RSPB Mersehead Recent Sightings 24th - 30th November 2018
This week started off very cold and crisp. Temperatures dropped to below freezing on Monday night and we woke to encounter a frosty Mersehead on Tuesday morning. With not a drop of rain since the 15th November, we were starting to forget what getting drenched felt like. However, the weather began to change on Tuesday afternoon as a low-pressure system swept up from the South. On Wednesday and Thursday we were pelted by strong winds with gusts exceeding 50mph, as well as plenty of rain. A few visitors braved the wild weather on the coastal path and returned to the Visitor Centre enthralled, albeit rather wet and windswept!
Despite the bad weather this week, there has still been a great assemblage of other birds seen around the reserve. The ringtail Hen Harrier has been sighted daily, including just outside the Visitor Centre. The more elusive Merlin has also been seen hunting over the reedbed, so keep your eye’s peeled whilst sitting in the hides. In the woodland, five Treecreepers were sighted skulking around the branches picking morsels of food from underneath the bark. A Twite sighted on the beach is hopefully the first of more to come. In previous winters we have had small flocks of these rarer finches appearing on the reserve. Out on the saltmarsh there were 5 Little Egrets. Their bright white plumage is visible from a considerable distance on a dull and cloudy day.
Little Egret. Photo credit: Jack Barton.
Whilst the weather was still fine, on Monday we conducted our bi-monthly Wetland Bird Survey. This included our usual assemblage of ducks with 156 Wigeon, 150 Teal, 18 Mallard, 93 Pintail and 39 Shoveler counted using the wetlands. Among the 5106 Barnacle Geese counted, there were two leucistic barnacle geese seen together. This is the first time we have seen two leucistic geese, which have very little dark pigmentation, together this winter. This confirms there is more than one using our reserve. We counted 11 species of wader using the high tide roosts and the farmland, some in spectacular numbers. The totals were: 1725 Oystercatcher, 2721 Dunlin, 550 Golden Plover, 483 Lapwing, 180 Curlew, 25 Knot, 25 Sanderling, 12 Redshank, 10 Grey Plover, 5 Ringed Plover and 2 Bar-tailed Godwit.

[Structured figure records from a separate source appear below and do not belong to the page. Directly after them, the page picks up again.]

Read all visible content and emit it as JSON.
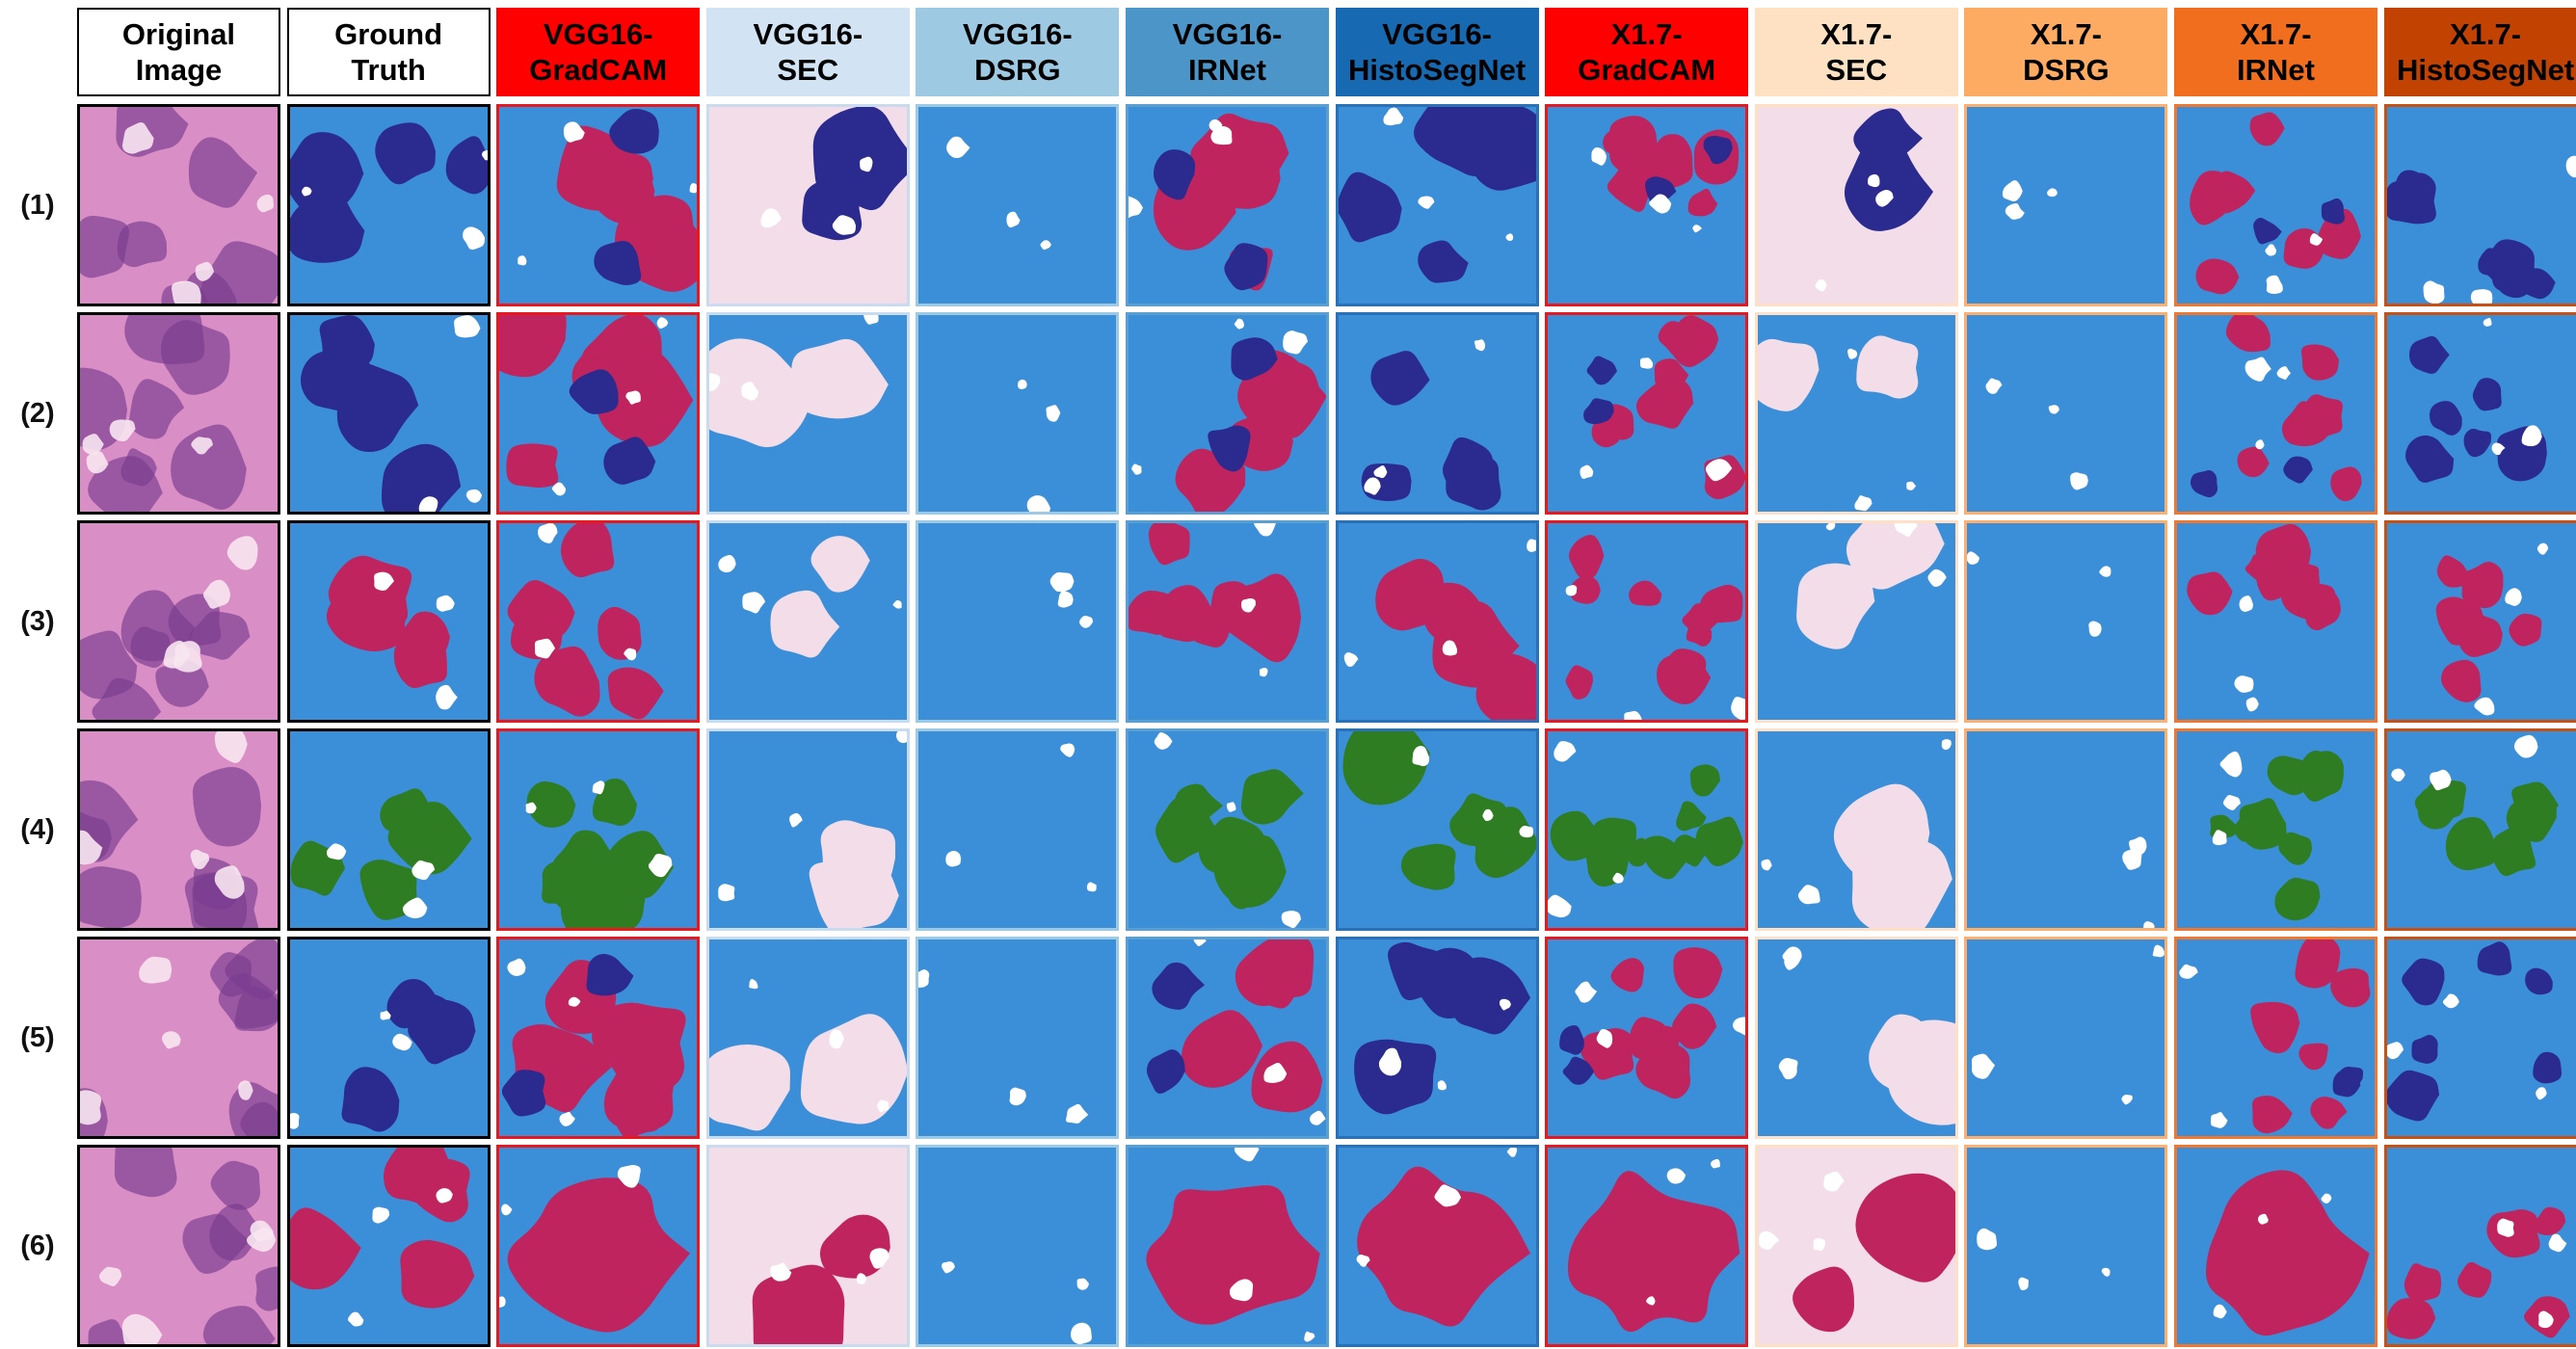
{
  "figure": {
    "columns": [
      {
        "label": "Original\nImage",
        "bg": "#ffffff",
        "fg": "#000000",
        "border": "#000000",
        "kind": "he"
      },
      {
        "label": "Ground\nTruth",
        "bg": "#ffffff",
        "fg": "#000000",
        "border": "#000000",
        "kind": "gt"
      },
      {
        "label": "VGG16-\nGradCAM",
        "bg": "#ff0000",
        "fg": "#000000",
        "border": "#e8191e",
        "kind": "gradcam"
      },
      {
        "label": "VGG16-\nSEC",
        "bg": "#d2e3f3",
        "fg": "#000000",
        "border": "#c9dcef",
        "kind": "sec"
      },
      {
        "label": "VGG16-\nDSRG",
        "bg": "#9dc9e2",
        "fg": "#000000",
        "border": "#9dc9e2",
        "kind": "dsrg"
      },
      {
        "label": "VGG16-\nIRNet",
        "bg": "#4c95c9",
        "fg": "#000000",
        "border": "#5a9fcf",
        "kind": "irnet"
      },
      {
        "label": "VGG16-\nHistoSegNet",
        "bg": "#1769b1",
        "fg": "#000000",
        "border": "#2a72b5",
        "kind": "hsn"
      },
      {
        "label": "X1.7-\nGradCAM",
        "bg": "#ff0000",
        "fg": "#000000",
        "border": "#e8191e",
        "kind": "gradcam"
      },
      {
        "label": "X1.7-\nSEC",
        "bg": "#fee0c2",
        "fg": "#000000",
        "border": "#fde0c5",
        "kind": "sec"
      },
      {
        "label": "X1.7-\nDSRG",
        "bg": "#fdab63",
        "fg": "#000000",
        "border": "#fdb06e",
        "kind": "dsrg"
      },
      {
        "label": "X1.7-\nIRNet",
        "bg": "#f16e1f",
        "fg": "#000000",
        "border": "#f0782e",
        "kind": "irnet"
      },
      {
        "label": "X1.7-\nHistoSegNet",
        "bg": "#c24202",
        "fg": "#000000",
        "border": "#c75012",
        "kind": "hsn"
      }
    ],
    "rows": [
      {
        "label": "(1)"
      },
      {
        "label": "(2)"
      },
      {
        "label": "(3)"
      },
      {
        "label": "(4)"
      },
      {
        "label": "(5)"
      },
      {
        "label": "(6)"
      }
    ],
    "colors": {
      "background_blue": "#3b8fd9",
      "navy": "#2b2a8f",
      "crimson": "#c0245e",
      "green": "#2f7d22",
      "white": "#ffffff",
      "pale_pink": "#f2dde8",
      "he_pink": "#d98ec5",
      "he_purple": "#7a3c8f"
    }
  }
}
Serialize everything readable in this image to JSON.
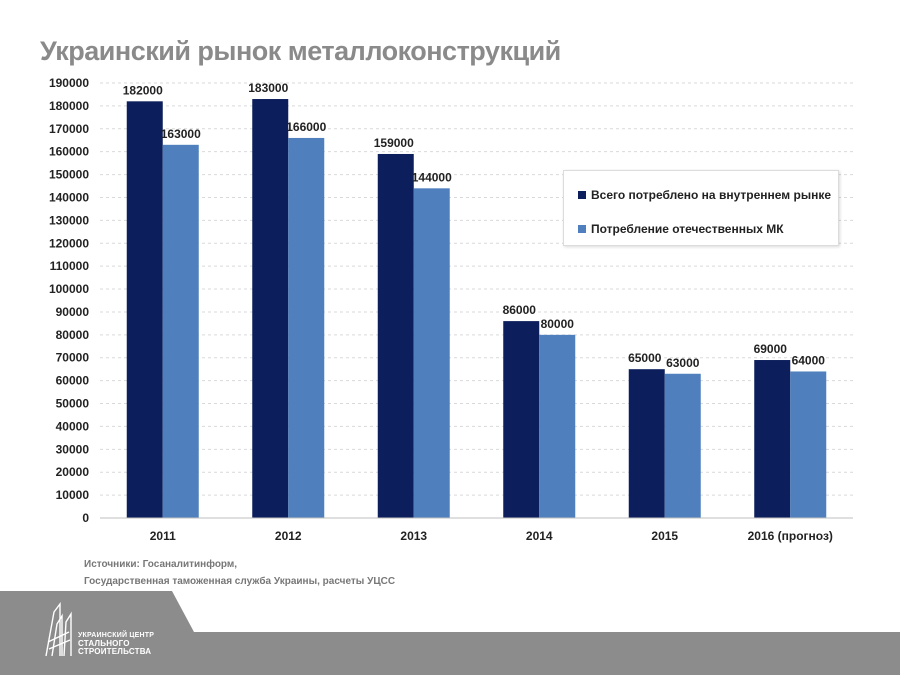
{
  "title": "Украинский рынок металлоконструкций",
  "colors": {
    "series1": "#0c1f5c",
    "series2": "#4f80bd",
    "footer": "#8c8c8c",
    "grid": "#d9d9d9"
  },
  "chart_data": {
    "type": "bar",
    "title": "Украинский рынок металлоконструкций",
    "categories": [
      "2011",
      "2012",
      "2013",
      "2014",
      "2015",
      "2016 (прогноз)"
    ],
    "series": [
      {
        "name": "Всего потреблено на внутреннем рынке",
        "values": [
          182000,
          183000,
          159000,
          86000,
          65000,
          69000
        ]
      },
      {
        "name": "Потребление отечественных МК",
        "values": [
          163000,
          166000,
          144000,
          80000,
          63000,
          64000
        ]
      }
    ],
    "ylim": [
      0,
      190000
    ],
    "ytick_step": 10000,
    "grid": true,
    "legend_position": "right",
    "xlabel": "",
    "ylabel": ""
  },
  "source": {
    "line1": "Источники: Госаналитинформ,",
    "line2": "Государственная таможенная служба Украины, расчеты УЦСС"
  },
  "logo": {
    "line1": "УКРАИНСКИЙ ЦЕНТР",
    "line2": "СТАЛЬНОГО",
    "line3": "СТРОИТЕЛЬСТВА"
  }
}
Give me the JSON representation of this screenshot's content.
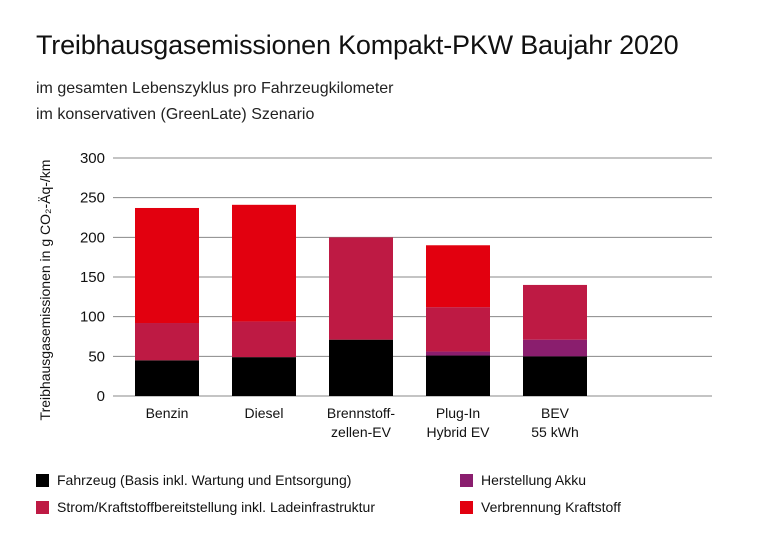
{
  "header": {
    "title": "Treibhausgasemissionen Kompakt-PKW Baujahr 2020",
    "subtitle_1": "im gesamten Lebenszyklus pro Fahrzeugkilometer",
    "subtitle_2": "im konservativen (GreenLate) Szenario"
  },
  "chart_data": {
    "type": "bar",
    "stacked": true,
    "ylabel": "Treibhausgasemissionen in g CO₂-Äq-/km",
    "ylim": [
      0,
      300
    ],
    "yticks": [
      0,
      50,
      100,
      150,
      200,
      250,
      300
    ],
    "grid": true,
    "legend_position": "bottom",
    "categories": [
      [
        "Benzin"
      ],
      [
        "Diesel"
      ],
      [
        "Brennstoff-",
        "zellen-EV"
      ],
      [
        "Plug-In",
        "Hybrid EV"
      ],
      [
        "BEV",
        "55 kWh"
      ]
    ],
    "series": [
      {
        "name": "Fahrzeug (Basis inkl. Wartung und Entsorgung)",
        "color": "#000000",
        "values": [
          45,
          49,
          71,
          51,
          50
        ]
      },
      {
        "name": "Herstellung Akku",
        "color": "#8a1e6e",
        "values": [
          0,
          0,
          0,
          5,
          21
        ]
      },
      {
        "name": "Strom/Kraftstoffbereitstellung inkl. Ladeinfrastruktur",
        "color": "#be1a44",
        "values": [
          47,
          45,
          129,
          56,
          69
        ]
      },
      {
        "name": "Verbrennung Kraftstoff",
        "color": "#e2000f",
        "values": [
          145,
          147,
          0,
          78,
          0
        ]
      }
    ]
  }
}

We often get asked how we count such large number of birds. The truth is, it’s tricky. Each bird poses unique difficulties and when the numbers start getting large you have to count in 10s! Oystercatchers pack together extremely densely in their roost and they turn into a seemingly impenetrable mass of black, white and orange. Focus is key. If you lose concentration, you’ll have to start counting all over again. Dunlin aren’t as big and bold as oystercatchers. Being small and brown, it can often feel as if you’re counting distant stones - not waders. The only difference is that Dunlin are extremely erratic. The flock doesn’t sit still for long. If you’re not a quick counter half the flock will have flown away before you’ve finished! If you want to imagine what it is like counting Barnacle Geese, try picturing counting a dense herd of zebras grazing on plains of Africa. The striped black-and-white plumage of the barnacle geese acts like a dazzling optical illusion. You start to question yourself. Is that one Barnacle Goose, or three?
Barnacle Geese. Photo Credit, Jack Barton
In non-birdy news, the one-eyed Red Squirrel has been seen visiting the feeders at the visitors centre. We also caught it on our camera trap attempting to break into the shed where we store our birdseed!
Red Squirrel Caught on the Camera Trap.
Meanwhile the volunteers have been busy tackling the 400m strip of Japanese Rose that smothers the hedgerow that leads to Bruich hide. Japanese rose is an invasive species and our plan is to remove it and over time replant the hedgerow with native species such as thorns and brambles. The volunteers have made substantial progress in the past month, but there’s still a long way to go!